Against Jacksonville, the Raiders frequently rushed Chad Henne with at least five defenders, but they also got a key red-zone stop with a 180-degree turn when the Jaguars were in a goal-to-go scenario in the second quarter last Sunday.

Jacksonville faced third-and-goal at the Oakland 4-yard-line -- and eventually lost five yards on a delay-of-game penalty.

However, the play was allowed to run before it was nullified thanks to a boisterous crowd that shouted down the official's whistle, and the Raiders brought a six-man pass rush that discombobulated the Jaguars, leaving former Bronco Jason Hunter unblocked to force a hurried throw.

Given a reprieve thanks to the penalty, the Jaguars had third-and-9, and the Raiders responded to the change in field position with a different look: three down linemen, safety Brandian Ross creeping near the line of scrimmage and seven men dropping back in coverage -- which became eight when Ross began peeling back just before the snap. Henne and the Jaguars didn't respond by changing the call at the line of scrimmage, and an incompletion and a field goal was the result. The Jaguars might have had better luck by audibling into a screen pass to get some blockers out in front, but the Raiders had successfully confused the Jaguars by changing their look.

This is not something the Raiders expect to do to Peyton Manning; as a result, disguise will likely be the Raiders' best friend.

"One (way) is to blitz guys from different angles having different coverages behind it," said Tarver. "If a guy is pressuring from a certain angle, when we change the coverage behind that, it controls where we want it, as well.

"That's the guessing and cat-and-mouse game that we play all the time. These good ones like (Drew) Brees and Manning and many others in this league are the best in the world. You have to vary your coverage behind your pressure."

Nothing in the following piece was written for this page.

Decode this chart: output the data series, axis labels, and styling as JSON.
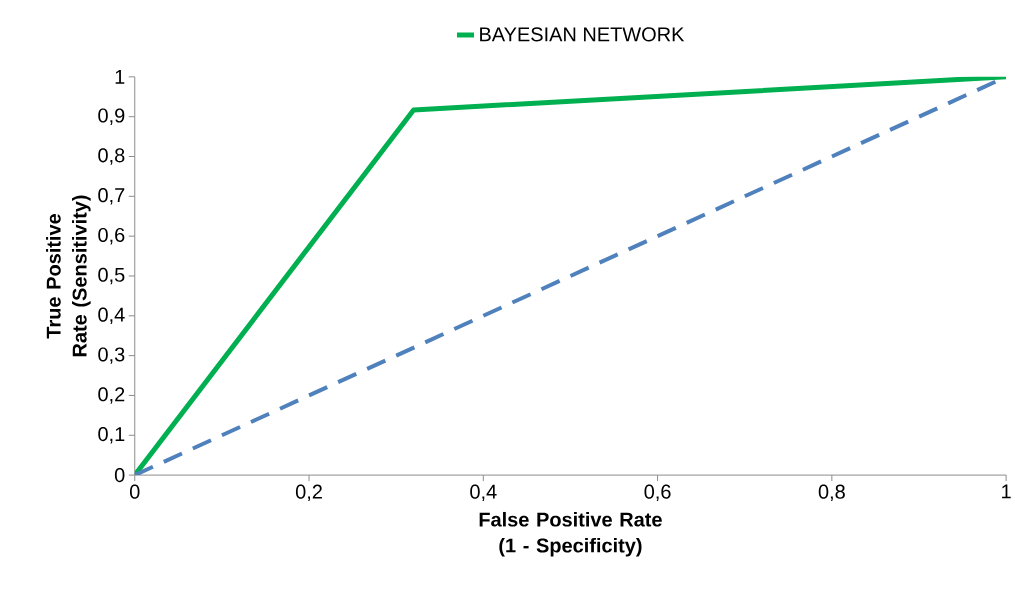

But that doesn't mean Tarver has increased the cerebral demands on his defenders -- many of whom are adjusting to new surroundings. Nine defensive starters are offseason arrivals, which only amplifies the success Oakland's defense amassed the last two weeks.

"Our job is to execute, so what we do is have multiple looks that are the same call for us," Tarver said. "The activation and what we do is one of my favorite things: multiplicity through simplicity.

"It can be the same blitz out of a different personnel group, so hopefully it looks different to the Denver Broncos."

A Manning-led offense isn't easily confused, even when it's absorbing a change as massive as the one it faces at left tackle this week in exchanging the injured Ryan Clady for Chris Clark. Oakland will surely try to test Clark, who is making his first career start at left tackle after starting six games as an extra tight end in 2011; how he responds will have an outsized impact in determining whether the Broncos can preserve their spotless start.